Il y a tout juste un mois, il était de retour à Moscou, où il a représenté la Suisse en tant qu'ambassadeur entre 2016 et 2020. Il fallait s'attendre à ce qu'Yves Rossier n'ait pas seulement l'horizon historique en vue, mais qu'il connaisse aussi toutes les interactions humaines de la diplomatie. En revanche, on ne s'attendait pas à rencontrer un homme bouleversé lorsqu'il parle de tout cela. L'interview d'un expert s'est transformée en entretien avec une personne endeuillée.

Votre dernière visite à Moscou remonte au 1er juin. Comment l'avez-vous vécue?
Yves Rossier: L'ambiance était très pesante, sombre. Je n'ai rien ressenti d'un patriotisme belliqueux et je n'ai pas vu un seul «Z».

Les sanctions se font-elles sentir?
Il y a bien sûr de l'inflation, mais elle se fait aussi sentir en Occident. Ce sont surtout les gens aisés et ayant des liens avec l’Ouest qui subissent l’effet des sanctions, car voyager à l’étranger leur est difficile.

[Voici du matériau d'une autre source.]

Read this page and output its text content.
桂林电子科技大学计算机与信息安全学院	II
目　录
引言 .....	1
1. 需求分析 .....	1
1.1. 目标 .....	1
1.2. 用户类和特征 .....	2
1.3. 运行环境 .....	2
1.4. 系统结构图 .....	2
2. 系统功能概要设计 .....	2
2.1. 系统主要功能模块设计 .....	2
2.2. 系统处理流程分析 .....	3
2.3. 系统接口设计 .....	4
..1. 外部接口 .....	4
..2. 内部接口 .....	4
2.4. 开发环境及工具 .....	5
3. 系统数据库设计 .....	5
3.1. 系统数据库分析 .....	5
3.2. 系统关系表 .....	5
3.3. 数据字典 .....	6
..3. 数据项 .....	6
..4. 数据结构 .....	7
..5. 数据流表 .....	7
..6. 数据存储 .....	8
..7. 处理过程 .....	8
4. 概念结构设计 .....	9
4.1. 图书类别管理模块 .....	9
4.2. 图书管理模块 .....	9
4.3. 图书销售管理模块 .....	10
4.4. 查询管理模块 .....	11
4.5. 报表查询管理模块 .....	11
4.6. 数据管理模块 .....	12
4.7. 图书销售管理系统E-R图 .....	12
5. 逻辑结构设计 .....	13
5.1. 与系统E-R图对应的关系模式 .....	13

Quant à l’économie russe, sa mondialisation et sa modernisation se sont effectuées en lien avec l'Europe, et tous ces liens sont désormais coupés.

«Les conséquences économiques des sanctions prendront du temps avant de déployer tous leurs effets, mais elles dureront bien plus longtemps que la guerre»

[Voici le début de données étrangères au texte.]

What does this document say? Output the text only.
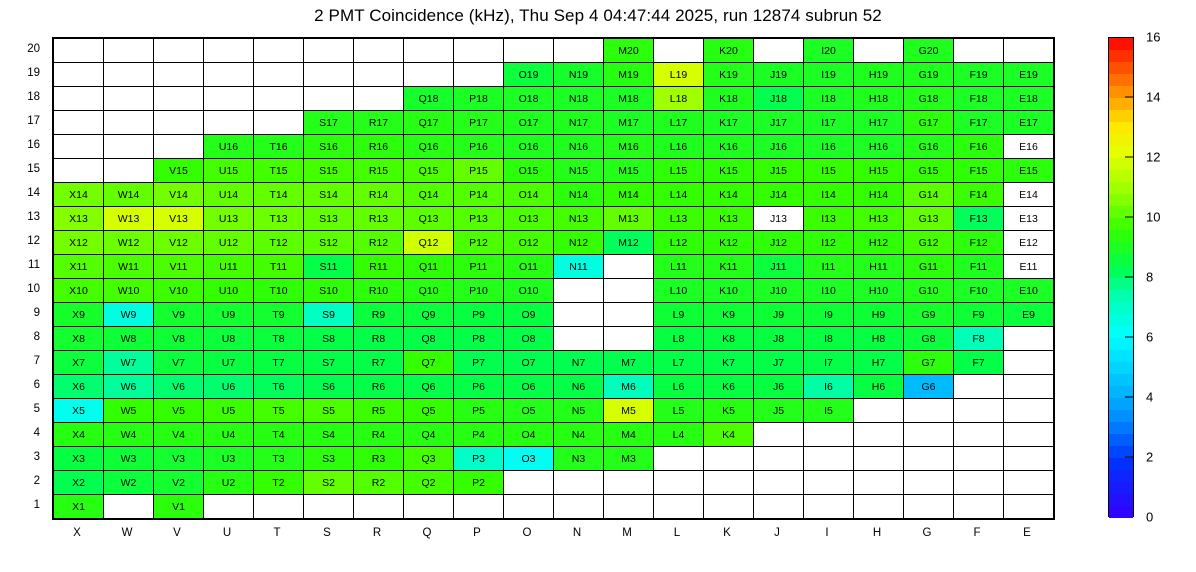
2 PMT Coincidence (kHz), Thu Sep 4 04:47:44 2025, run 12874 subrun 52
20
19
18
17
16
15
14
13
12
11
10
9
8
7
6
5
4
3
2
1
											M20		K20		I20		G20		
									O19	N19	M19	L19	K19	J19	I19	H19	G19	F19	E19
							Q18	P18	O18	N18	M18	L18	K18	J18	I18	H18	G18	F18	E18
					S17	R17	Q17	P17	O17	N17	M17	L17	K17	J17	I17	H17	G17	F17	E17
			U16	T16	S16	R16	Q16	P16	O16	N16	M16	L16	K16	J16	I16	H16	G16	F16	E16
		V15	U15	T15	S15	R15	Q15	P15	O15	N15	M15	L15	K15	J15	I15	H15	G15	F15	E15
X14	W14	V14	U14	T14	S14	R14	Q14	P14	O14	N14	M14	L14	K14	J14	I14	H14	G14	F14	E14
X13	W13	V13	U13	T13	S13	R13	Q13	P13	O13	N13	M13	L13	K13	J13	I13	H13	G13	F13	E13
X12	W12	V12	U12	T12	S12	R12	Q12	P12	O12	N12	M12	L12	K12	J12	I12	H12	G12	F12	E12
X11	W11	V11	U11	T11	S11	R11	Q11	P11	O11	N11		L11	K11	J11	I11	H11	G11	F11	E11
X10	W10	V10	U10	T10	S10	R10	Q10	P10	O10			L10	K10	J10	I10	H10	G10	F10	E10
X9	W9	V9	U9	T9	S9	R9	Q9	P9	O9			L9	K9	J9	I9	H9	G9	F9	E9
X8	W8	V8	U8	T8	S8	R8	Q8	P8	O8			L8	K8	J8	I8	H8	G8	F8	
X7	W7	V7	U7	T7	S7	R7	Q7	P7	O7	N7	M7	L7	K7	J7	I7	H7	G7	F7	
X6	W6	V6	U6	T6	S6	R6	Q6	P6	O6	N6	M6	L6	K6	J6	I6	H6	G6		
X5	W5	V5	U5	T5	S5	R5	Q5	P5	O5	N5	M5	L5	K5	J5	I5				
X4	W4	V4	U4	T4	S4	R4	Q4	P4	O4	N4	M4	L4	K4						
X3	W3	V3	U3	T3	S3	R3	Q3	P3	O3	N3	M3								
X2	W2	V2	U2	T2	S2	R2	Q2	P2											
X1		V1																	
X	W	V	U	T	S	R	Q	P	O	N	M	L	K	J	I	H	G	F	E
0
2
4
6
8
10
12
14
16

Mais l'un des espoirs n'était-il pas que les oligarques sanctionnés fassent pression sur Poutine et le déstabilisent de l'intérieur – qu'il puisse même y avoir une révolte?
Si quelqu'un avait cet objectif, il était vraiment naïf. Les sanctions économiques n'ont jamais conduit à un changement de la politique étrangère. Prenez l'Iran: y observez-vous une libéralisation de la société? Ou la Corée du Nord. Là-bas, tout est sanctionné, sauf le vent. Pourtant, le pays poursuit son programme nucléaire. De plus, il n'y a pas à proprement parler d'oligarques en Russie.

Qu'est-ce que vous voulez dire?
Un oligarque est quelqu'un qui a beaucoup d'argent et qui l’utilise à des fins politiques. De telles personnes existent en Ukraine: elles exercent leur influence, financent des partis, voire des armées privées. En Russie, il y a des gens très, très riches. Mais ils sont impuissants, ils sont plutôt les otages du pouvoir.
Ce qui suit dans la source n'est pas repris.